3. What would you do to support Social Care in our area, particularly foster care, in a climate of cuts that are seeing fewer workers caring for more children?

As a regional party, the Yorkshire Party has no policy on national tax rates. It would therefore be left to individual MPs to decide such matters.

I personally believe we need to increase taxes slightly, such as a penny on basic rate income tax and larger increments for higher rates, to protect Social Care, as well as the NHS, policing and education.

To not do so, is to take from children’s future and turn a blind eye to the emerging crisis in Social Care. People earning less than £20,000 could still be slightly better off with an increase in the tax free allowance.

4. What will you do to give young people the very best opportunities in life, to help them prepare for uncertain futures in a global world economy?

As well as my policies on education and Social Care, I think we need more quality council houses and cheaper homes for first time buyers. Campaigning on Towler Drive last week, I found a lovely atmosphere of children playing in green open spaces, neighbours chatting and well built new houses; let’s have more like that on brownfield sites.

Unfortunately, Leeds City Council plans too many larger, expensive homes on greenbelt. As well as destroying greenbelt in many parts of Leeds, this does not address our housing needs. This is why I think we should break up Leeds City Council into smaller district councils, like we used to have; we can do a better job with housing.

I also believe in ending university tuition fees and cancelling student debt. It just isn’t fair to lumber graduates with an average of £44,000 worth of debt at the start of their professional lives.

5, When do candidates see austerity coming to an end and living standards and security improving?

 

When will austerity end? The cuts are so deep, especially in education, that we are harming our children’s future. Then again, maintaining a deficit is also harming the future.

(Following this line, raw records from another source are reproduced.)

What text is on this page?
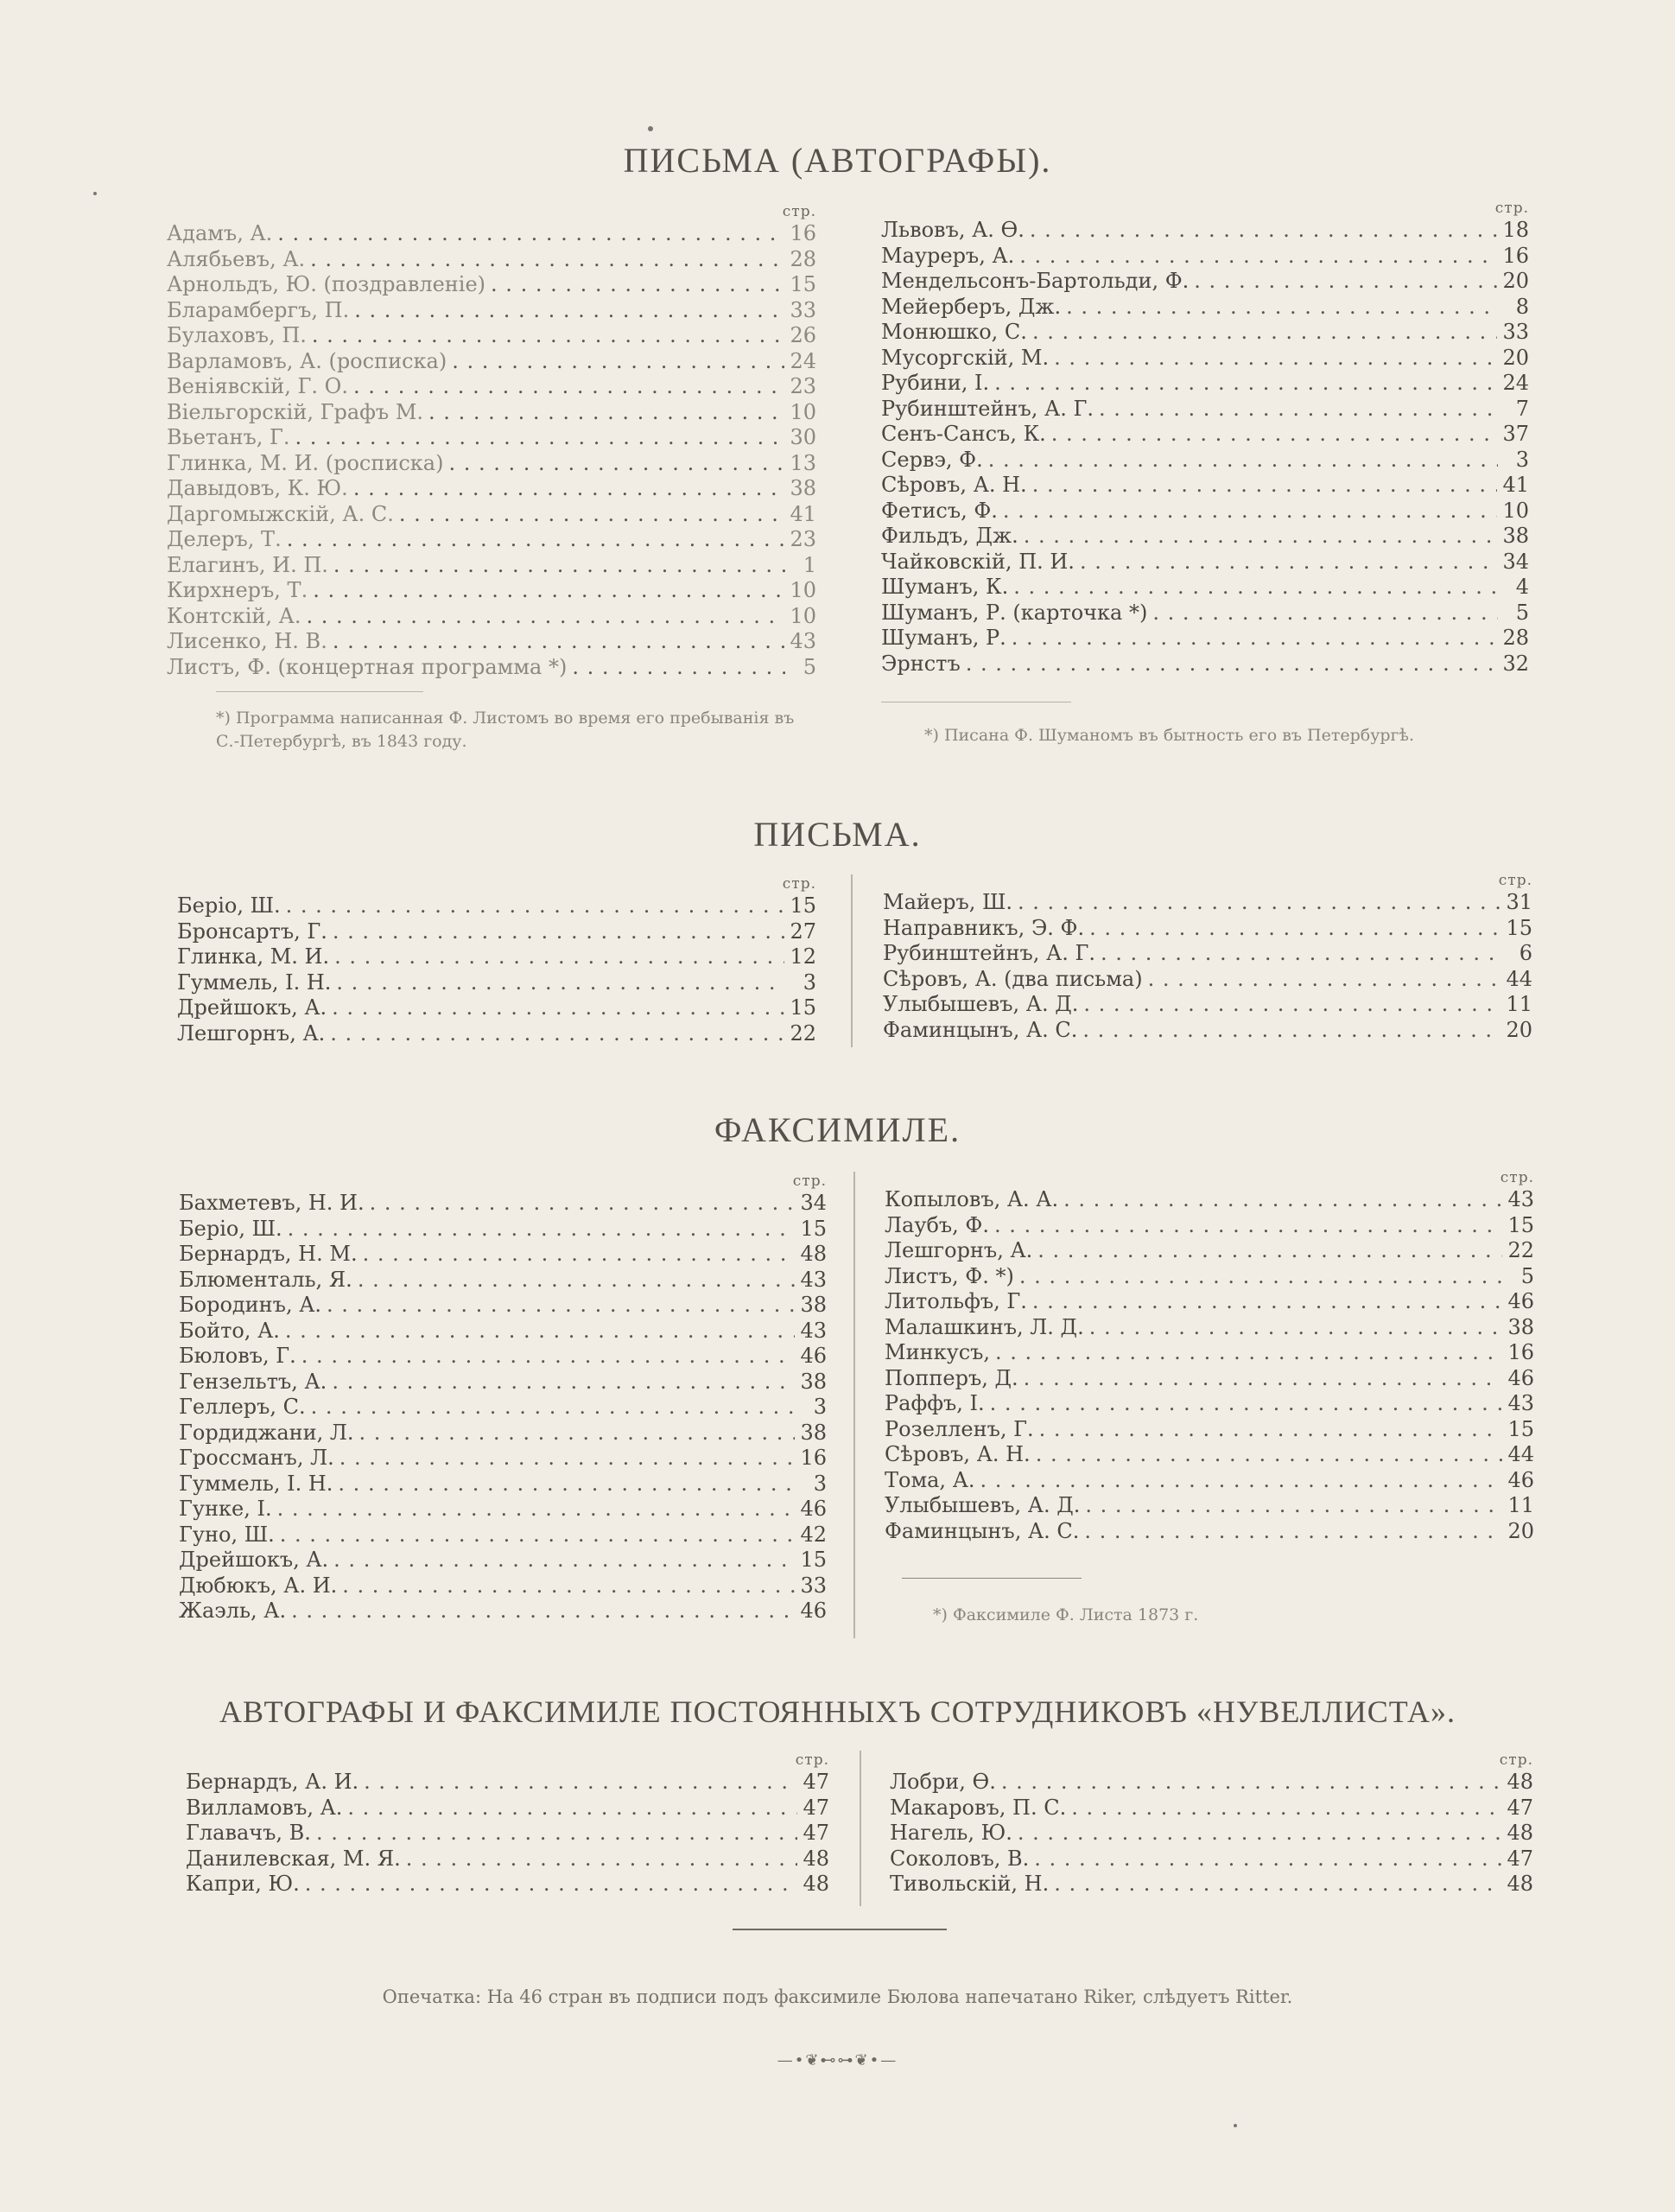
ПИСЬМА (АВТОГРАФЫ).
стр.
Адамъ, А. . . .	16
Алябьевъ, А. . . .	28
Арнольдъ, Ю. (поздравленіе) . . .	15
Бларамбергъ, П. . . .	33
Булаховъ, П. . . .	26
Варламовъ, А. (росписка) . . .	24
Веніявскій, Г. О. . . .	23
Віельгорскій, Графъ М. . . .	10
Вьетанъ, Г. . . .	30
Глинка, М. И. (росписка) . . .	13
Давыдовъ, К. Ю. . . .	38
Даргомыжскій, А. С. . . .	41
Делеръ, Т. . . .	23
Елагинъ, И. П. . . .	1
Кирхнеръ, Т. . . .	10
Контскій, А. . . .	10
Лисенко, Н. В. . . .	43
Листъ, Ф. (концертная программа *) . . .	5
стр.
Львовъ, А. Ѳ. . . .	18
Мауреръ, А. . . .	16
Мендельсонъ-Бартольди, Ф. . . .	20
Мейерберъ, Дж. . . .	8
Монюшко, С. . . .	33
Мусоргскій, М. . . .	20
Рубини, І. . . .	24
Рубинштейнъ, А. Г. . . .	7
Сенъ-Сансъ, К. . . .	37
Сервэ, Ф. . . .	3
Сѣровъ, А. Н. . . .	41
Фетисъ, Ф. . . .	10
Фильдъ, Дж. . . .	38
Чайковскій, П. И. . . .	34
Шуманъ, К. . . .	4
Шуманъ, Р. (карточка *) . . .	5
Шуманъ, Р. . . .	28
Эрнстъ . . .	32
*) Программа написанная Ф. Листомъ во время его пребыванія въ С.-Петербургѣ, въ 1843 году.	*) Писана Ф. Шуманомъ въ бытность его въ Петербургѣ.
ПИСЬМА.
стр.
Беріо, Ш. . . .	15
Бронсартъ, Г. . . .	27
Глинка, М. И. . . .	12
Гуммель, І. Н. . . .	3
Дрейшокъ, А. . . .	15
Лешгорнъ, А. . . .	22
стр.
Майеръ, Ш. . . .	31
Направникъ, Э. Ф. . . .	15
Рубинштейнъ, А. Г. . . .	6
Сѣровъ, А. (два письма) . . .	44
Улыбышевъ, А. Д. . . .	11
Фаминцынъ, А. С. . . .	20
ФАКСИМИЛЕ.
стр.
Бахметевъ, Н. И. . . .	34
Беріо, Ш. . . .	15
Бернардъ, Н. М. . . .	48
Блюменталь, Я. . . .	43
Бородинъ, А. . . .	38
Бойто, А. . . .	43
Бюловъ, Г. . . .	46
Гензельтъ, А. . . .	38
Геллеръ, С. . . .	3
Гордиджани, Л. . . .	38
Гроссманъ, Л. . . .	16
Гуммель, І. Н. . . .	3
Гунке, І. . . .	46
Гуно, Ш. . . .	42
Дрейшокъ, А. . . .	15
Дюбюкъ, А. И. . . .	33
Жаэль, А. . . .	46
стр.
Копыловъ, А. А. . . .	43
Лаубъ, Ф. . . .	15
Лешгорнъ, А. . . .	22
Листъ, Ф. *) . . .	5
Литольфъ, Г. . . .	46
Малашкинъ, Л. Д. . . .	38
Минкусъ, . . .	16
Попперъ, Д. . . .	46
Раффъ, І. . . .	43
Розелленъ, Г. . . .	15
Сѣровъ, А. Н. . . .	44
Тома, А. . . .	46
Улыбышевъ, А. Д. . . .	11
Фаминцынъ, А. С. . . .	20
*) Факсимиле Ф. Листа 1873 г.
АВТОГРАФЫ И ФАКСИМИЛЕ ПОСТОЯННЫХЪ СОТРУДНИКОВЪ «НУВЕЛЛИСТА».
стр.
Бернардъ, А. И. . . .	47
Вилламовъ, А. . . .	47
Главачъ, В. . . .	47
Данилевская, М. Я. . . .	48
Капри, Ю. . . .	48
стр.
Лобри, Ѳ. . . .	48
Макаровъ, П. С. . . .	47
Нагель, Ю. . . .	48
Соколовъ, В. . . .	47
Тивольскій, Н. . . .	48
Опечатка: На 46 стран въ подписи подъ факсимиле Бюлова напечатано Riker, слѣдуетъ Ritter.
—•❦⊷⊶❦•—
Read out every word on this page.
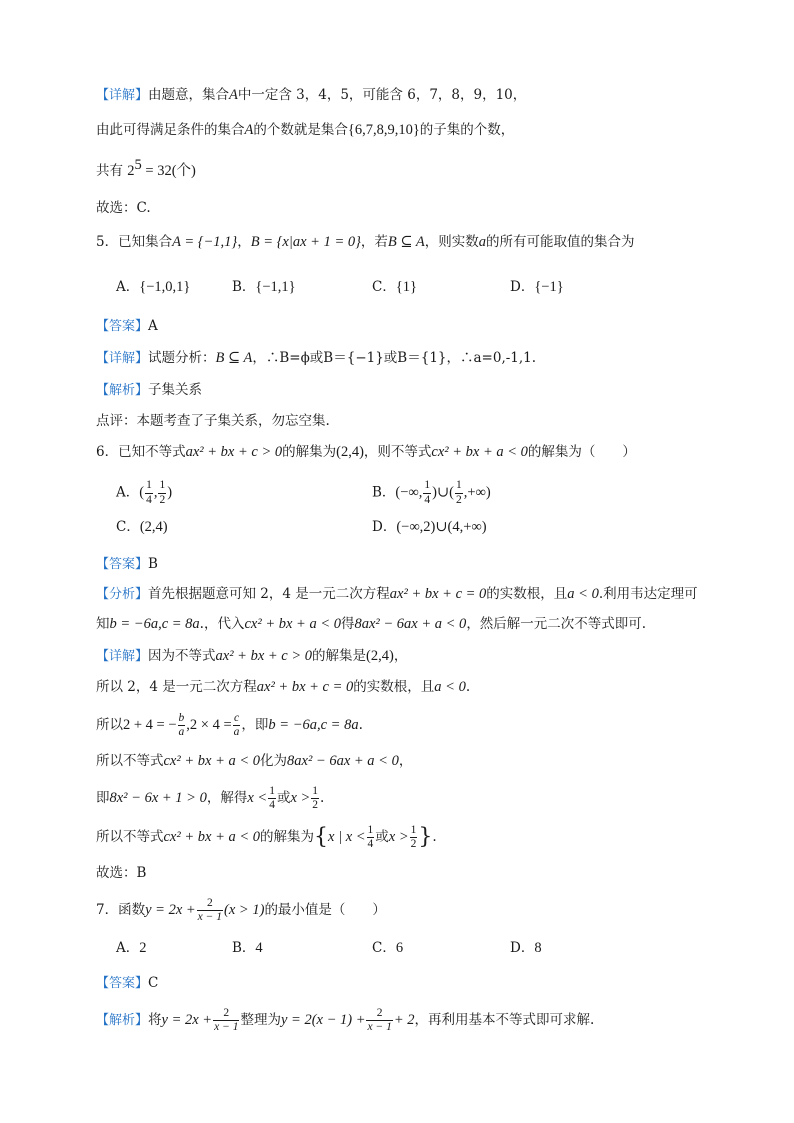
【详解】由题意，集合A中一定含 3，4，5，可能含 6，7，8，9，10，
由此可得满足条件的集合A的个数就是集合{6,7,8,9,10}的子集的个数，
共有 $2^5 = 32$(个)
故选：C.
5．已知集合A = {−1,1}，B = {x|ax + 1 = 0}，若B ⊆ A，则实数a的所有可能取值的集合为
A．{−1,0,1}	B．{−1,1}	C．{1}	D．{−1}
【答案】A
【详解】试题分析：B ⊆ A，∴B=ϕ或B＝{−1}或B＝{1}，∴a=0,-1,1.
【解析】子集关系
点评：本题考查了子集关系，勿忘空集.
6．已知不等式ax² + bx + c > 0的解集为(2,4)，则不等式cx² + bx + a < 0的解集为（　　）
A．( $\frac{1}{4}$ , $\frac{1}{2}$ )	B．(−∞, $\frac{1}{4}$ )∪( $\frac{1}{2}$ ,+∞)
C．(2,4)	D．(−∞,2)∪(4,+∞)
【答案】B
【分析】首先根据题意可知 2，4 是一元二次方程ax² + bx + c = 0的实数根，且a < 0.利用韦达定理可
知b = −6a,c = 8a.，代入cx² + bx + a < 0得8ax² − 6ax + a < 0，然后解一元二次不等式即可.
【详解】因为不等式ax² + bx + c > 0的解集是(2,4)，
所以 2，4 是一元二次方程ax² + bx + c = 0的实数根，且a < 0.
所以2 + 4 = − $\frac{b}{a} ,2 \times 4 = \frac{c}{a}$ ，即b = −6a,c = 8a.
所以不等式cx² + bx + a < 0化为8ax² − 6ax + a < 0，
即8x² − 6x + 1 > 0，解得$x < \frac{1}{4}$ 或$x > \frac{1}{2}$ .
所以不等式cx² + bx + a < 0的解集为{x | $x < \frac{1}{4}$ 或$x > \frac{1}{2}$ }.
故选：B
7．函数$y = 2x + \frac{2}{x - 1} (x > 1)$的最小值是（　　）
A．2	B．4	C．6	D．8
【答案】C
【解析】将$y = 2x + \frac{2}{x - 1}$ 整理为$y = 2(x - 1) + \frac{2}{x - 1} + 2$，再利用基本不等式即可求解.
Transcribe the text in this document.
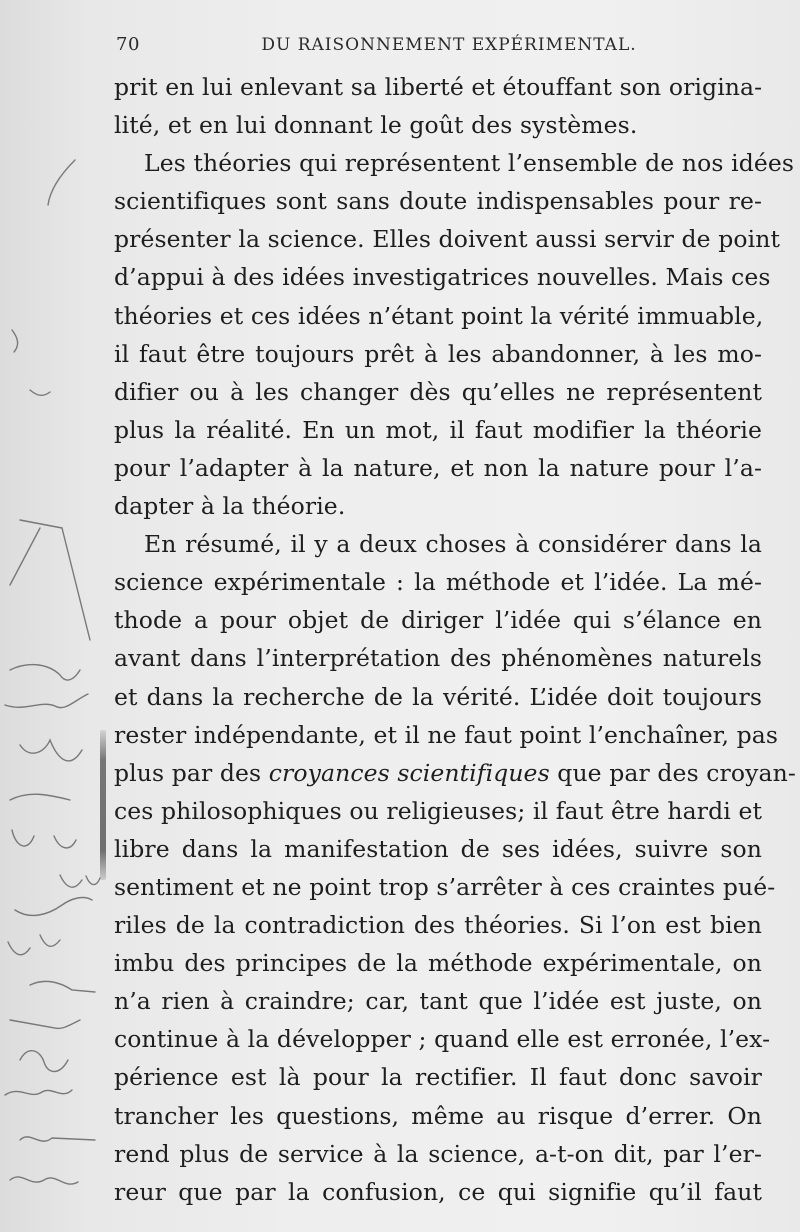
70	DU RAISONNEMENT EXPÉRIMENTAL.
prit en lui enlevant sa liberté et étouffant son origina-
lité, et en lui donnant le goût des systèmes.
Les théories qui représentent l’ensemble de nos idées
scientifiques sont sans doute indispensables pour re-
présenter la science. Elles doivent aussi servir de point
d’appui à des idées investigatrices nouvelles. Mais ces
théories et ces idées n’étant point la vérité immuable,
il faut être toujours prêt à les abandonner, à les mo-
difier ou à les changer dès qu’elles ne représentent
plus la réalité. En un mot, il faut modifier la théorie
pour l’adapter à la nature, et non la nature pour l’a-
dapter à la théorie.
En résumé, il y a deux choses à considérer dans la
science expérimentale : la méthode et l’idée. La mé-
thode a pour objet de diriger l’idée qui s’élance en
avant dans l’interprétation des phénomènes naturels
et dans la recherche de la vérité. L’idée doit toujours
rester indépendante, et il ne faut point l’enchaîner, pas
plus par des croyances scientifiques que par des croyan-
ces philosophiques ou religieuses; il faut être hardi et
libre dans la manifestation de ses idées, suivre son
sentiment et ne point trop s’arrêter à ces craintes pué-
riles de la contradiction des théories. Si l’on est bien
imbu des principes de la méthode expérimentale, on
n’a rien à craindre; car, tant que l’idée est juste, on
continue à la développer ; quand elle est erronée, l’ex-
périence est là pour la rectifier. Il faut donc savoir
trancher les questions, même au risque d’errer. On
rend plus de service à la science, a-t-on dit, par l’er-
reur que par la confusion, ce qui signifie qu’il faut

We have to accept that, whoever ends up in government, we will all pay more taxes – maybe more VAT or other stealth taxes, maybe income tax. Income tax tends to be fairer since it differentiates on the grounds of ability to pay.

The wealthiest will pay the highest rate, but almost everyone has to pay more if we’re ever to see an end to austerity. I say this as someone on a teacher’s salary, the sole earner of a family of four, who, like everyone else, doesn’t have much spare cash.

Yorkshire can come out of austerity if the right decisions are made. Avoiding more cuts to education is also key to improving our economy, otherwise we will reduce our skills-base and harm future growth.

To answer the question of when austerity will end, given the uncertainty over Brexit, would be to make a wild guess, based on nothing whatsoever; I’ll ask Diane Abbott.

In 200 words or less, tell us why readers should vote for you/your party?

 

A vote for me is a vote for cheaper housing on brownfield sites, for better infrastructure and a vote against losing greenbelt. Greenbelt prevents urban sprawl and maintains the character of towns and villages as separate, unique communities. Leeds City Council doesn’t listen to us. We can’t get rid of them because they have a majority based all around Leeds. Let’s have smaller, more accountable councils; if you don’t like their housing policy, you can vote them out.

Education is my profession and passion. I will do everything in my power to protect education from deepening cuts. I also wish to reform the way children are taught; more autonomy, fewer tests.

Leeds is the largest city in the EU without a mass transit system and has appalling air quality. l propose an expert-led Leeds Transport Review, not influenced by politicians. More rail services and stations, improved cycle routes and tram-trains are all possibilities, but let’s have experts weigh up the costs and benefits.
Greater autonomy for Yorkshire, like Scotland already has, will allow us to make the changes we need for a better future. Westminster politics looks after London, let’s look after Yorkshire; vote for the Yorkshire Party.